Obviamente que toda eleição guarda suas singularidades, na medida em que é muito sensível às disputas políticas. A polarização que guiou as eleições de 2018 ainda se faz presente e onde ela germina dificilmente se colhe entendimento, respeito pelo opositor e tolerância. Nesse ambiente, os principais desafios serão as fake news e o movimento de criação, às vezes dissimulado, às vezes indisfarçável, de um ambiente de inconformismo antecipado com o resultado das urnas, em uma espécie de disputa que só admite um vencedor. Isso é muito grave, pois atinge um dos pilares da disputa sadia pelo poder que é a incerteza dos resultados. Um concordância prática exigida nas democracias é a aceitação do resultado derivado das escolhas populares.

Em 2022 é possível que tenha sido controlada a pandemia, sendo para tanto imprescindível a universalização gratuita da vacina, e as eleições serão realizadas em um clima de normalidade. De qualquer modo, sob a liderança do ministro Luis Roberto Barroso, a Justiça Eleitoral deu provas de rápida adaptação às adversidades e soube, por meio de um diálogo republicano com o Poder Legislativo e por meio de parcerias cidadãs com a sociedade civil, congregar esforços para tornar possível a transição de cargos políticos de forma democrática. Essa experiência já integra nosso acervo de conhecimento e dá provas de que, mesmo em um ambiente de disputa pelo poder, existem consensos mínimos que precisam ser preservados. A sucessão democrática e o respeito à exata extensão dos mandatos foram protegidos.
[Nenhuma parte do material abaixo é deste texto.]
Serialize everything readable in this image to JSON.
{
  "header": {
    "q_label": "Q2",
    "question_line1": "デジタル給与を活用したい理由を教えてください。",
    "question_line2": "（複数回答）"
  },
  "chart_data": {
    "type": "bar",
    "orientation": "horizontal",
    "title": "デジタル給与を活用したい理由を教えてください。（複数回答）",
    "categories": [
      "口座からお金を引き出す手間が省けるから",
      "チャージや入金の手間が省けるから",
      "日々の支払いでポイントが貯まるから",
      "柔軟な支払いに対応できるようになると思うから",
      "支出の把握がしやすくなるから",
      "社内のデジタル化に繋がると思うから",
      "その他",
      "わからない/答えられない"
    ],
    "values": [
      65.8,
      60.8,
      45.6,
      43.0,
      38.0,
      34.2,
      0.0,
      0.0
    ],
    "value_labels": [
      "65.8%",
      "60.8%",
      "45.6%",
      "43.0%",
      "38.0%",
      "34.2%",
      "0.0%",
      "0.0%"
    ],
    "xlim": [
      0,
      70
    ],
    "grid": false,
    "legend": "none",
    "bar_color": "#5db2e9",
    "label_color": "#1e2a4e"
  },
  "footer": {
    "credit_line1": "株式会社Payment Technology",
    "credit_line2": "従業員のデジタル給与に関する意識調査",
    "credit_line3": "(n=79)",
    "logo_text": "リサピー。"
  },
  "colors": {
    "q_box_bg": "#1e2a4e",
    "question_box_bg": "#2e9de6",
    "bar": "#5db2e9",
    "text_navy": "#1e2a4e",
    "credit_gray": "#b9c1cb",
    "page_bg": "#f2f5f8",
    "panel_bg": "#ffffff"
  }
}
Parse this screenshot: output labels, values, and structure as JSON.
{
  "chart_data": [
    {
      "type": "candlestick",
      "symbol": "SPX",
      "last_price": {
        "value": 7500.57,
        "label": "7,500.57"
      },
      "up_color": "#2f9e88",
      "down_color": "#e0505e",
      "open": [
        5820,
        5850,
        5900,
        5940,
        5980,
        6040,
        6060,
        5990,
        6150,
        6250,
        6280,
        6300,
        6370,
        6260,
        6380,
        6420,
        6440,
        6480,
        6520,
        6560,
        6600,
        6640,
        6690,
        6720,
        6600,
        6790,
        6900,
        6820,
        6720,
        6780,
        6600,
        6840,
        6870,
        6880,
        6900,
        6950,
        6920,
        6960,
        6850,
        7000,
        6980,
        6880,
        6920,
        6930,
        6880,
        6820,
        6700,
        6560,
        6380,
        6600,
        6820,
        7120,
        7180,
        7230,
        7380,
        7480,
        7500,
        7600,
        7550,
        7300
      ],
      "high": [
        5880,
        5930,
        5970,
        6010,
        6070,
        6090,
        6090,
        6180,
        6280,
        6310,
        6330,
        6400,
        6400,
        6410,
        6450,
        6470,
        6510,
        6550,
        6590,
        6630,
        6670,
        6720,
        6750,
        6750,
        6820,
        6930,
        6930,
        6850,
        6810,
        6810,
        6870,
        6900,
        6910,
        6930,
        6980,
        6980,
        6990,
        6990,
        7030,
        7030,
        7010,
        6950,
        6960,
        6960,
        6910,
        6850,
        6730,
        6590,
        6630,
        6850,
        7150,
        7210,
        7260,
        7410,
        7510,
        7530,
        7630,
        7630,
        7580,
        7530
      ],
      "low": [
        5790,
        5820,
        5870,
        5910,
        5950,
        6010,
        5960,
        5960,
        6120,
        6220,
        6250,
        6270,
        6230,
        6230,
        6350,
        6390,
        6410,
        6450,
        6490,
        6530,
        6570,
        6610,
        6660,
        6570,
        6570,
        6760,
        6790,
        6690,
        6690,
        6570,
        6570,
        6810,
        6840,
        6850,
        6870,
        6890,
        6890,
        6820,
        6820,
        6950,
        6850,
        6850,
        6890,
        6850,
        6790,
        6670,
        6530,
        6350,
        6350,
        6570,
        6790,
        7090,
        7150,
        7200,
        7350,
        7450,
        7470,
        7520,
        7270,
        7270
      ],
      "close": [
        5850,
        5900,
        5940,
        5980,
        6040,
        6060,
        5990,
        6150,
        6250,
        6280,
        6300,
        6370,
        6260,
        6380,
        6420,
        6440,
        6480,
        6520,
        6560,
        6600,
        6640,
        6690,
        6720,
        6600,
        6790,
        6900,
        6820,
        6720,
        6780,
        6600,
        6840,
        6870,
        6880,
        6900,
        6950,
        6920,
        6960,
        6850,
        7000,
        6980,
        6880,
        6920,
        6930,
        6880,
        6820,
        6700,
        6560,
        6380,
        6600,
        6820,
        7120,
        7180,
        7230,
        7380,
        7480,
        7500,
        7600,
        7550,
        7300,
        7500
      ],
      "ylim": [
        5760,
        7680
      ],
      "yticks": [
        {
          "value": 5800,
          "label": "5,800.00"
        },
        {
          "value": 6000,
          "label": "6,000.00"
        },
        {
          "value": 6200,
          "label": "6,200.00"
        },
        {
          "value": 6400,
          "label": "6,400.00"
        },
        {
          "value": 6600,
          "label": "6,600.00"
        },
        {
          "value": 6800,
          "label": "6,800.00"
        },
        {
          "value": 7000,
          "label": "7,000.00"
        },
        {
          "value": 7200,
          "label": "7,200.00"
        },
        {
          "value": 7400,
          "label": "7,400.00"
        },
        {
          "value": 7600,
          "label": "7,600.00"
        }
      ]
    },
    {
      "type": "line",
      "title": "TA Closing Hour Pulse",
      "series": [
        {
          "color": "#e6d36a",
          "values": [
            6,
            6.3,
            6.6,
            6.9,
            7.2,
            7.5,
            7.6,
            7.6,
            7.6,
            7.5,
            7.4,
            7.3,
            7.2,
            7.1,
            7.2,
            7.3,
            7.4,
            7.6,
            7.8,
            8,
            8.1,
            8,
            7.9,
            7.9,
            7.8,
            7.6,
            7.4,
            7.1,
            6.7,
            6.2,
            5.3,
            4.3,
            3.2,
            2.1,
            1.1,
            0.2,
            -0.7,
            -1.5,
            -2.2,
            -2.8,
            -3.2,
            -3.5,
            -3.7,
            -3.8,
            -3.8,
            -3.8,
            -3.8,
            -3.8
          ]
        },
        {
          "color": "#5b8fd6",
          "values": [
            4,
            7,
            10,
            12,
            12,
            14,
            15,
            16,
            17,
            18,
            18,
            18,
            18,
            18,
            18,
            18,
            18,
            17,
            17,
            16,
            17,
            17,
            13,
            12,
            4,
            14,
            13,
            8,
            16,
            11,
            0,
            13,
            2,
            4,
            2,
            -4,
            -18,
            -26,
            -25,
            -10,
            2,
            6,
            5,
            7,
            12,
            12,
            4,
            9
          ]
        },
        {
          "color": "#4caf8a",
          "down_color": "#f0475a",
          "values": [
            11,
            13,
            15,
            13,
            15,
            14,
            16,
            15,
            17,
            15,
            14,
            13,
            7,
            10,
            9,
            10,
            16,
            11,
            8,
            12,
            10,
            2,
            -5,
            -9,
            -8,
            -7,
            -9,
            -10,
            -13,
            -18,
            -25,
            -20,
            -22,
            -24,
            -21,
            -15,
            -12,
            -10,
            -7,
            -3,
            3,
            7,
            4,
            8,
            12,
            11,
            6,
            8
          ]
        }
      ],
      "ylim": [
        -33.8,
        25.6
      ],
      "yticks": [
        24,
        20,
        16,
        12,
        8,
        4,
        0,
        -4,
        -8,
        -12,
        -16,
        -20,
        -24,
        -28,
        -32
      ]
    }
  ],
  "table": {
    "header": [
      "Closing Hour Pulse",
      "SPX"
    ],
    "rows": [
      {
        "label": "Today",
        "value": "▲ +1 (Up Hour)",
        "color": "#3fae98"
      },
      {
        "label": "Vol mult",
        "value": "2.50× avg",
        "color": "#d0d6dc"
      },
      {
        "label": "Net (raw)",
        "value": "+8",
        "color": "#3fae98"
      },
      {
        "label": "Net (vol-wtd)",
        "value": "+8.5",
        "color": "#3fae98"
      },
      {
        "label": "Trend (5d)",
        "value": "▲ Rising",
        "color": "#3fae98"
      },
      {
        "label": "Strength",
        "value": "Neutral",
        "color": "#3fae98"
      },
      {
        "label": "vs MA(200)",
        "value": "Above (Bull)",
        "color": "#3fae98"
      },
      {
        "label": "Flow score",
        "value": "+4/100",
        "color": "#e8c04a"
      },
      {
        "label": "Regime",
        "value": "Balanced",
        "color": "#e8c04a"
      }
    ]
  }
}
A exigência da imparcialidade, simbolizada pela veste da toga, também impõe à magistratura eleitoral zelar pelo sistema eleitoral contra as ilicitudes de mentes autoritárias que propagam ruínas e disseminam confusões propositais. Até mesmo nas refinadas esferas do pensamento há quem embanane a herança de Jânio Quadros com o legado de Rui Barbosa, misturando, na curta sombra do anoitecer, gatos e lebres.

Ao sinal do que aconteceu no Capitólio, o Brasil tem uma tarefa a cumprir. Desse encargo o futuro da democracia brasileira nos dirá. E será em breve. Um presidente da República não pode, nem deve, instigar a invasão de outro poder. A República exige responsabilidade de seus agentes. Não pode ser somente palco de coalizões de interesses e de oportunismo, nem de barganhas políticas de ocasião.

É grave o quadro. Atentados contra a liberdade de imprensa, apologia à ditadura, à tortura e à repressão política, retorno à militarização do governo civil, intimidações inadmissíveis a outros poderes, depreciação do valor do voto, xenofobia, misoginia, incentivo às armas e à violência, incitação à animosidade entre as Forças Armadas e instituições civis, o negacionismo, o silêncio cúmplice das elites e a naturalização da corrupção são alguns dos sintomas que compõem uma ameaça corrente.

A emergência democrática necessita do oxigênio que representa o respeito pelo processo e pelo resultado das eleições. Diante da situação urgente e complexa para o Estado de Direito, o paciente corre risco.

O câncer do autoritarismo mata. Sem democracia não há liberdade, nem garantias individuais ou racionalidade coletiva, muito menos segurança jurídica. É da democracia que deve emergir o vírus contra o arbítrio, e não do autoritarismo com verniz de populismo político.

Luiz Edson Fachin é ministro do Supremo Tribunal Federal e vice-presidente do Tribunal Superior Eleitoral.

Artigo publicado originalmente no Portal Consultor Jurídico.